The next step is requesting the stop payment. To do that, you’ll need to tell the bank as much information as possible, including:
- Recipient’s name
- Check number
- Check amount
- Date the check was written
- The account number the check was written from
Your bank may also ask you to verify your identity by providing the last four digits of your Social Security number or date of birth. Again, you can make your request online, over the phone or in person at a branch. At the time you submit your request, the bank will tell you what fee if any, applies. The bank may also caution you that submitting a stop payment order does not guarantee the payment will be blocked.
Can Someone Cash a Check That Has a Stop Payment?
Stop payments are intended to prevent a check from being cashed or deposited into someone else’s account. If someone attempts to cash a check that has a stop payment order in place, their request may be denied. In that case, they wouldn’t be able to cash the check, which is reassuring if you lose a check and someone finds it.

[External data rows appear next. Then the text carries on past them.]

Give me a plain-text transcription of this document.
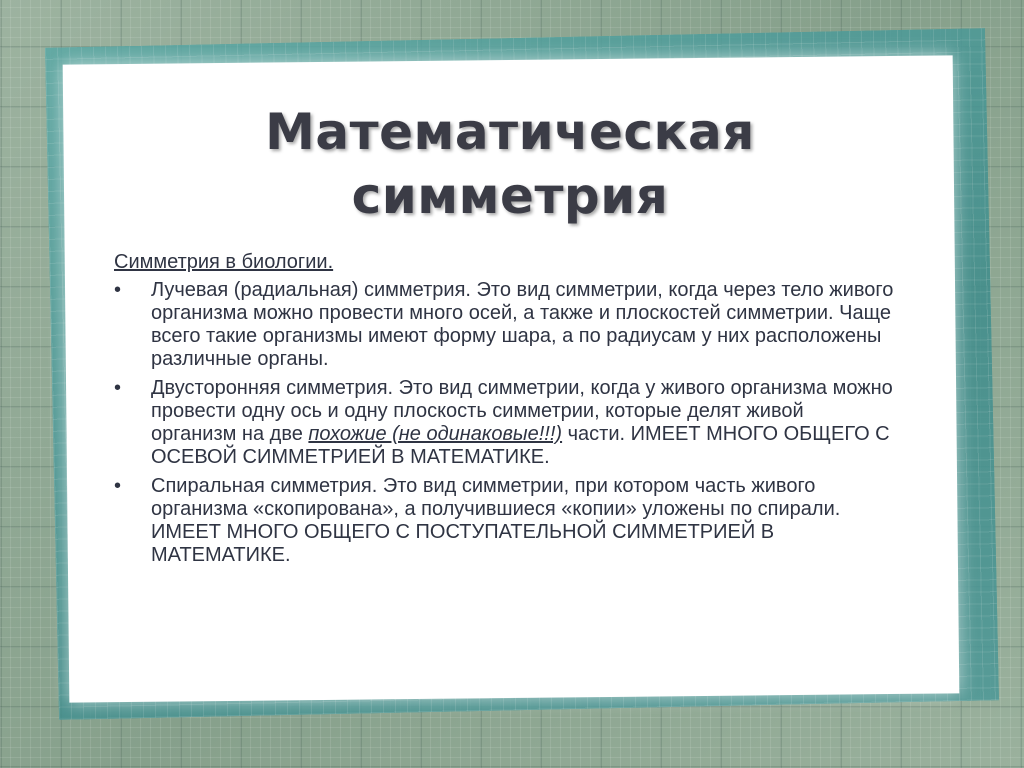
Математическая
симметрия
Симметрия в биологии.
• Лучевая (радиальная) симметрия. Это вид симметрии, когда через тело живого организма можно провести много осей, а также и плоскостей симметрии. Чаще всего такие организмы имеют форму шара, а по радиусам у них расположены различные органы.
• Двусторонняя симметрия. Это вид симметрии, когда у живого организма можно провести одну ось и одну плоскость симметрии, которые делят живой организм на две похожие (не одинаковые!!!) части. ИМЕЕТ МНОГО ОБЩЕГО С ОСЕВОЙ СИММЕТРИЕЙ В МАТЕМАТИКЕ.
• Спиральная симметрия. Это вид симметрии, при котором часть живого организма «скопирована», а получившиеся «копии» уложены по спирали. ИМЕЕТ МНОГО ОБЩЕГО С ПОСТУПАТЕЛЬНОЙ СИММЕТРИЕЙ В МАТЕМАТИКЕ.
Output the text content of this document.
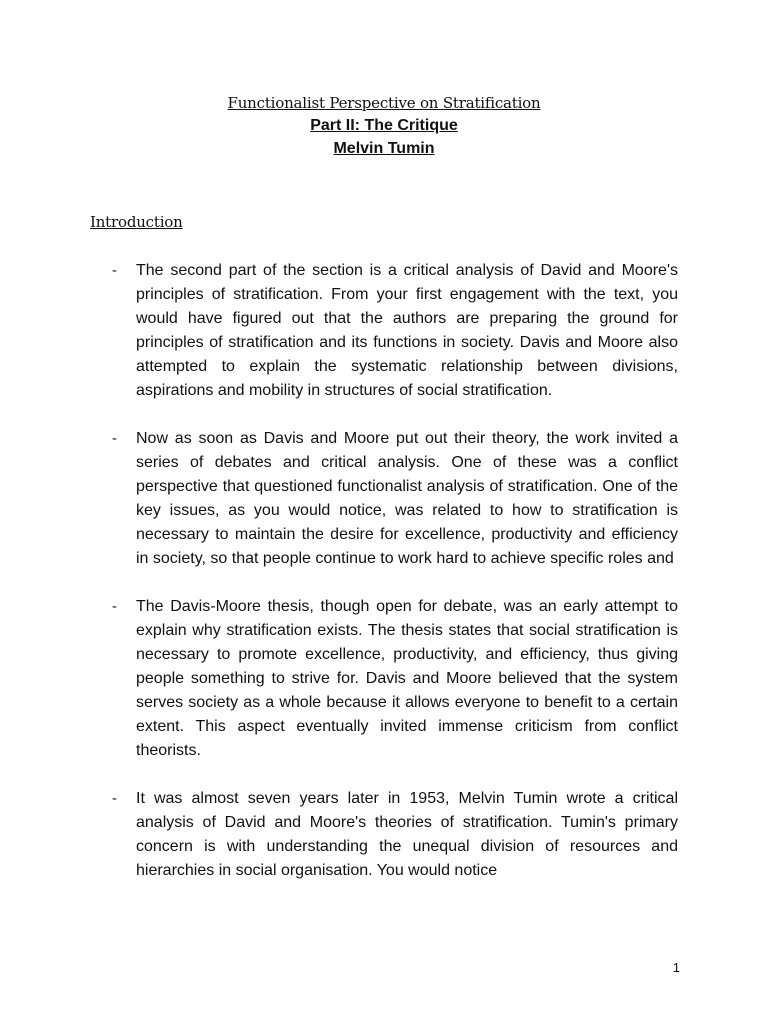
Functionalist Perspective on Stratification
Part II: The Critique
Melvin Tumin
Introduction
- The second part of the section is a critical analysis of David and Moore's principles of stratification. From your first engagement with the text, you would have figured out that the authors are preparing the ground for principles of stratification and its functions in society. Davis and Moore also attempted to explain the systematic relationship between divisions, aspirations and mobility in structures of social stratification.

- Now as soon as Davis and Moore put out their theory, the work invited a series of debates and critical analysis. One of these was a conflict perspective that questioned functionalist analysis of stratification. One of the key issues, as you would notice, was related to how to stratification is necessary to maintain the desire for excellence, productivity and efficiency in society, so that people continue to work hard to achieve specific roles and

- The Davis-Moore thesis, though open for debate, was an early attempt to explain why stratification exists. The thesis states that social stratification is necessary to promote excellence, productivity, and efficiency, thus giving people something to strive for. Davis and Moore believed that the system serves society as a whole because it allows everyone to benefit to a certain extent. This aspect eventually invited immense criticism from conflict theorists.

- It was almost seven years later in 1953, Melvin Tumin wrote a critical analysis of David and Moore's theories of stratification. Tumin's primary concern is with understanding the unequal division of resources and hierarchies in social organisation. You would notice

1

Once a check has been cashed, however, a stop payment order would have no effect whatsoever. That’s why it’s important to act quickly if you find yourself in a situation where you need to cancel a check. Otherwise, the money could still come out of your account.
Is It Worth It to Put a Stop Payment on a Check?

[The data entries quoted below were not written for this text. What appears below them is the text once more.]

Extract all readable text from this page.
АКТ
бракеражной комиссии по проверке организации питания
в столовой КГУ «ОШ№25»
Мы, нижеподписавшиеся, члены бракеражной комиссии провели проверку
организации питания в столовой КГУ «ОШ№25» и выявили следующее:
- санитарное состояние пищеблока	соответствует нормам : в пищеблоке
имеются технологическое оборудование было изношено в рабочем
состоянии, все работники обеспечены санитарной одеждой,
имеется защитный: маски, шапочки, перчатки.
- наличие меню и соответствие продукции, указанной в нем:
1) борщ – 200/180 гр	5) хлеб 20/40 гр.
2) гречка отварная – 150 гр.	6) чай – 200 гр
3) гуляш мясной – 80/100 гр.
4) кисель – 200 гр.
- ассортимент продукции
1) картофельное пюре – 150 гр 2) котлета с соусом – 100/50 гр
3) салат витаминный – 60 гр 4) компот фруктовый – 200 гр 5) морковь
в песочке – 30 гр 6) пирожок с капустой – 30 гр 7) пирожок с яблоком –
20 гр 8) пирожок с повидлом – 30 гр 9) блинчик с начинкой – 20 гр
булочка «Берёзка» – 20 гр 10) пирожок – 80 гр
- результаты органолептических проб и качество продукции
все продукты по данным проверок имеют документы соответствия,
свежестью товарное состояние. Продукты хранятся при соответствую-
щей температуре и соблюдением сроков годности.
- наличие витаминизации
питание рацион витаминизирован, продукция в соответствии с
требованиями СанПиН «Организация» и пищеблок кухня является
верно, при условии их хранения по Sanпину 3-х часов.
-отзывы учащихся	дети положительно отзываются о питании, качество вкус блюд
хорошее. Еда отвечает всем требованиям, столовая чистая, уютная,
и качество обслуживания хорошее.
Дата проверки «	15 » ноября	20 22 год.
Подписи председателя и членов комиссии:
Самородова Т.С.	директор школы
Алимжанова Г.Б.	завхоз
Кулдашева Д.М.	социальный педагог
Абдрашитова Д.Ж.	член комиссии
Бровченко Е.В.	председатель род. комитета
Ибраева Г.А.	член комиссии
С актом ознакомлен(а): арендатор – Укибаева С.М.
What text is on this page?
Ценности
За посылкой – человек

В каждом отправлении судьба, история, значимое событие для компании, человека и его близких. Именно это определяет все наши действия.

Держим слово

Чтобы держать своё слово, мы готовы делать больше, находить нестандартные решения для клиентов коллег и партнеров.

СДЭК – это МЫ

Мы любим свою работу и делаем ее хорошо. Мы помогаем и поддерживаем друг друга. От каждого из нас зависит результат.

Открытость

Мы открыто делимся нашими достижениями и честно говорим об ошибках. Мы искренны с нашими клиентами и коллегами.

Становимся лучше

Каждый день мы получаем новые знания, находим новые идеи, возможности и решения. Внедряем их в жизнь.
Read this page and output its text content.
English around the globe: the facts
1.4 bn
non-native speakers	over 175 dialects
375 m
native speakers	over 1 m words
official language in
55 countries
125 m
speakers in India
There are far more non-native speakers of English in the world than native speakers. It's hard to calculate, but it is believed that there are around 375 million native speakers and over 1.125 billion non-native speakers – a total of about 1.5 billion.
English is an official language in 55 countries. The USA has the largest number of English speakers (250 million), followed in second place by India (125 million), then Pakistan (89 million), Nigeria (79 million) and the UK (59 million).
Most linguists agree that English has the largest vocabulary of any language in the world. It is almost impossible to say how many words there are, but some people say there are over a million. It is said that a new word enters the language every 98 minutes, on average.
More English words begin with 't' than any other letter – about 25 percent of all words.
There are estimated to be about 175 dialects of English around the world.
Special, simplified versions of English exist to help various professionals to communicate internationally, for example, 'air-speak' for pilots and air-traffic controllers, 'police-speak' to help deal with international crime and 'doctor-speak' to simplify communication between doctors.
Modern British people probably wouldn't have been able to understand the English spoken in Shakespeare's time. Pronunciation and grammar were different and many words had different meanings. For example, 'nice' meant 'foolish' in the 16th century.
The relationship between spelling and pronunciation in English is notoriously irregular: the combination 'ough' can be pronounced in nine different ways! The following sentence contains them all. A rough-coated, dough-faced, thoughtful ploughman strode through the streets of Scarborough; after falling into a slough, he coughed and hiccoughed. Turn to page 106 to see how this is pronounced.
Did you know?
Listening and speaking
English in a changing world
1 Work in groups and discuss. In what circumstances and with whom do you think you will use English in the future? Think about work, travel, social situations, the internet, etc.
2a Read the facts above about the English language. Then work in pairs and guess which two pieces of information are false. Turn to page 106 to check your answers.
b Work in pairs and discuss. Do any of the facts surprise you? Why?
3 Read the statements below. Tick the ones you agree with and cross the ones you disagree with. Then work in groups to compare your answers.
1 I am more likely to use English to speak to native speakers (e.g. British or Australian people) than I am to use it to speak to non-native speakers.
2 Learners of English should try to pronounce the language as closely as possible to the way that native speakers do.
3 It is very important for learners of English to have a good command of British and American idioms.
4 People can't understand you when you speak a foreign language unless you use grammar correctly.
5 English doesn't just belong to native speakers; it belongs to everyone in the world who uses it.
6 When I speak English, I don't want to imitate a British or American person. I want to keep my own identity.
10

Going through the trouble of issuing a stop payment order and paying the bank’s fee could be worth it if you have an urgent need to cancel a check. For example, say you need to replace your roof. You hire a contractor who asks for a $5,000 deposit upfront. You write them a check in good faith, only to learn from your next-door neighbor after the fact that the contractor has a reputation for scamming customers.
In that case, it would be worth it to cancel the check and look for a new contractor. Paying $15 or $30 for a stop payment fee doesn’t seem so bad when you compare it to losing $5,000 to a fraudulent contractor.

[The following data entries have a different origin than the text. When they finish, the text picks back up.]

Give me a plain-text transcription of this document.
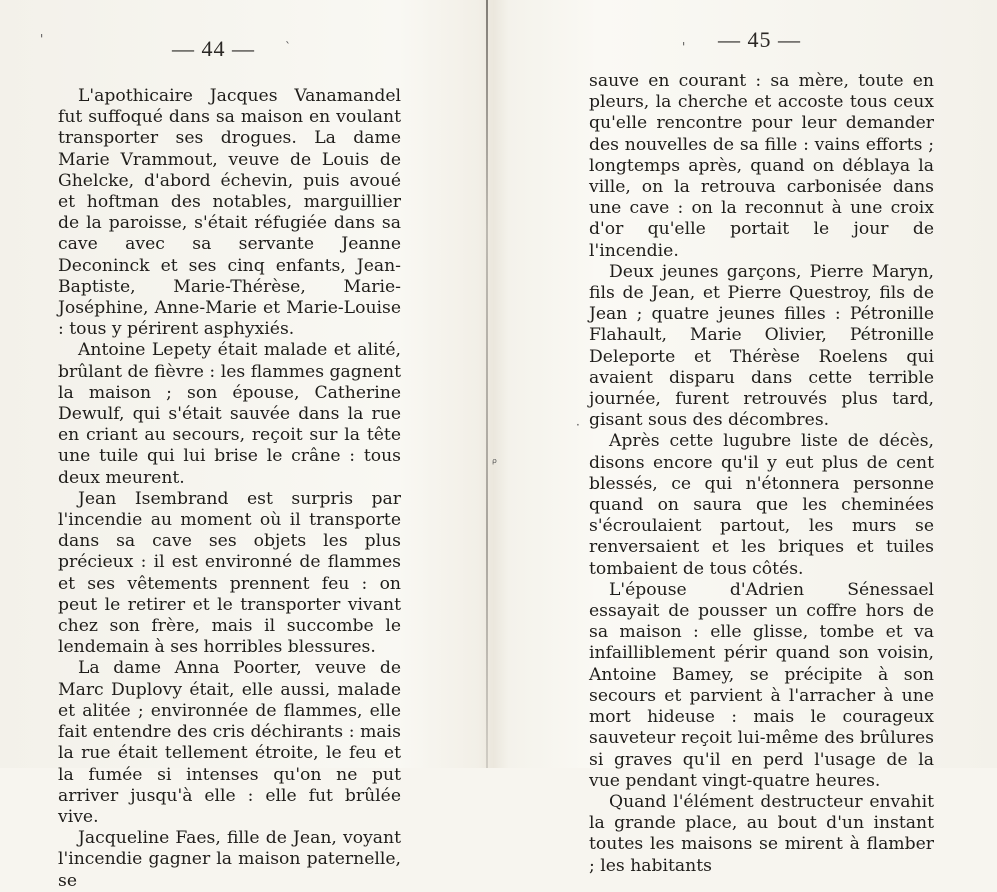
— 44 —

L'apothicaire Jacques Vanamandel fut suffoqué dans sa maison en voulant transporter ses drogues. La dame Marie Vrammout, veuve de Louis de Ghelcke, d'abord échevin, puis avoué et hoftman des notables, marguillier de la paroisse, s'était réfugiée dans sa cave avec sa servante Jeanne Deconinck et ses cinq enfants, Jean-Baptiste, Marie-Thérèse, Marie-Joséphine, Anne-Marie et Marie-Louise : tous y périrent asphyxiés.

Antoine Lepety était malade et alité, brûlant de fièvre : les flammes gagnent la maison ; son épouse, Catherine Dewulf, qui s'était sauvée dans la rue en criant au secours, reçoit sur la tête une tuile qui lui brise le crâne : tous deux meurent.

Jean Isembrand est surpris par l'incendie au moment où il transporte dans sa cave ses objets les plus précieux : il est environné de flammes et ses vêtements prennent feu : on peut le retirer et le transporter vivant chez son frère, mais il succombe le lendemain à ses horribles blessures.

La dame Anna Poorter, veuve de Marc Duplovy était, elle aussi, malade et alitée ; environnée de flammes, elle fait entendre des cris déchirants : mais la rue était tellement étroite, le feu et la fumée si intenses qu'on ne put arriver jusqu'à elle : elle fut brûlée vive.

Jacqueline Faes, fille de Jean, voyant l'incendie gagner la maison paternelle, se

'
`	— 45 —

sauve en courant : sa mère, toute en pleurs, la cherche et accoste tous ceux qu'elle rencontre pour leur demander des nouvelles de sa fille : vains efforts ; longtemps après, quand on déblaya la ville, on la retrouva carbonisée dans une cave : on la reconnut à une croix d'or qu'elle portait le jour de l'incendie.

Deux jeunes garçons, Pierre Maryn, fils de Jean, et Pierre Questroy, fils de Jean ; quatre jeunes filles : Pétronille Flahault, Marie Olivier, Pétronille Deleporte et Thérèse Roelens qui avaient disparu dans cette terrible journée, furent retrouvés plus tard, gisant sous des décombres.

Après cette lugubre liste de décès, disons encore qu'il y eut plus de cent blessés, ce qui n'étonnera personne quand on saura que les cheminées s'écroulaient partout, les murs se renversaient et les briques et tuiles tombaient de tous côtés.

L'épouse d'Adrien Sénessael essayait de pousser un coffre hors de sa maison : elle glisse, tombe et va infailliblement périr quand son voisin, Antoine Bamey, se précipite à son secours et parvient à l'arracher à une mort hideuse : mais le courageux sauveteur reçoit lui-même des brûlures si graves qu'il en perd l'usage de la vue pendant vingt-quatre heures.

Quand l'élément destructeur envahit la grande place, au bout d'un instant toutes les maisons se mirent à flamber ; les habitants

'
·
ᵨ
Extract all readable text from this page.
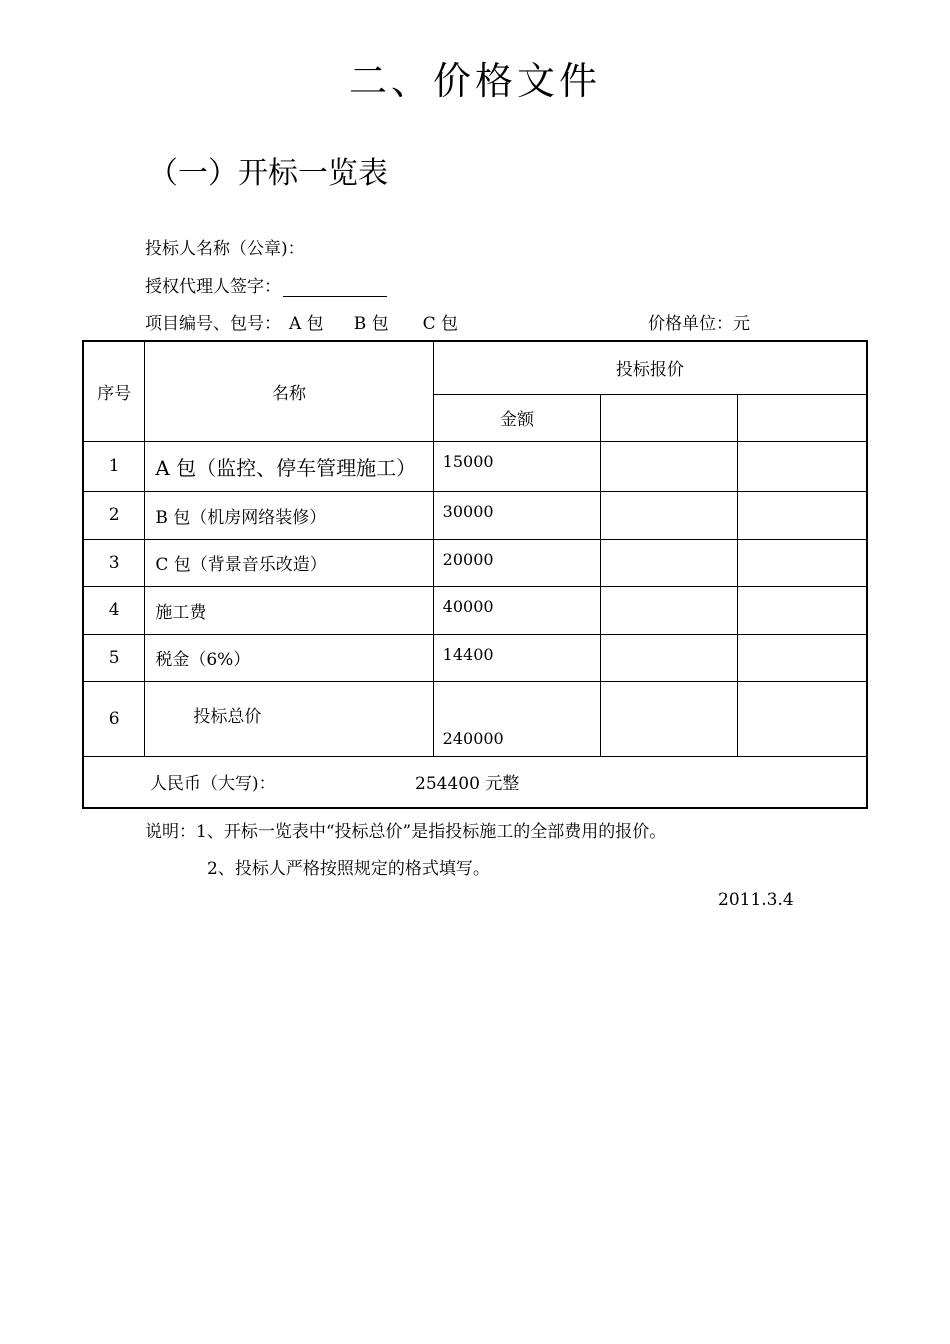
二、价格文件
（一）开标一览表
投标人名称（公章)：
授权代理人签字：
项目编号、包号： A 包 B 包 C 包	价格单位：元
序号	名称	投标报价		
		金额		
1	A 包（监控、停车管理施工）	15000		
2	B 包（机房网络装修）	30000		
3	C 包（背景音乐改造）	20000		
4	施工费	40000		
5	税金（6%）	14400		
6	投标总价	240000		
人民币（大写)： 254400 元整				
说明：1、开标一览表中“投标总价”是指投标施工的全部费用的报价。
2、投标人严格按照规定的格式填写。
2011.3.4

However, it may not be worth stopping payment on a check if you’re able to contact the payee and ask them not to cash or deposit it. Depending on what the check was for, they might be willing to hold off on cashing the check, sparing you the trouble of having to request a stop payment and pay a fee to the bank.
The Bottom Line
Stop payments can come in handy if you need to cancel a check or ACH payment on short notice. The timing is the most important consideration, however, and it’s a good idea to request a stop payment sooner rather than later if you think you might need one. The longer you wait the less likely you are to be able to stop payment on any check because it may have already been processed.
Tips for Banking
- Consider talking to your financial advisor about the best ways to manage your checking account and minimize banking fees. If you don’t have a financial advisor yet, SmartAsset’s free tool matches you with up to three financial advisors who serve your area, and you can interview your advisor matches at no cost to decide which one is right for you. If you’re ready to find an advisor who can help you achieve your financial goals, get started now.
- When comparing the best checking accounts, it’s helpful to look at the fees you might pay, including fees for stop payments. Many banks and credit unions charge these fees, and they may cost you anywhere from $10 to $30, depending on where you keep your money. It may be possible to avoid stop payment fees with online checking accounts or premium checking accounts at traditional banks.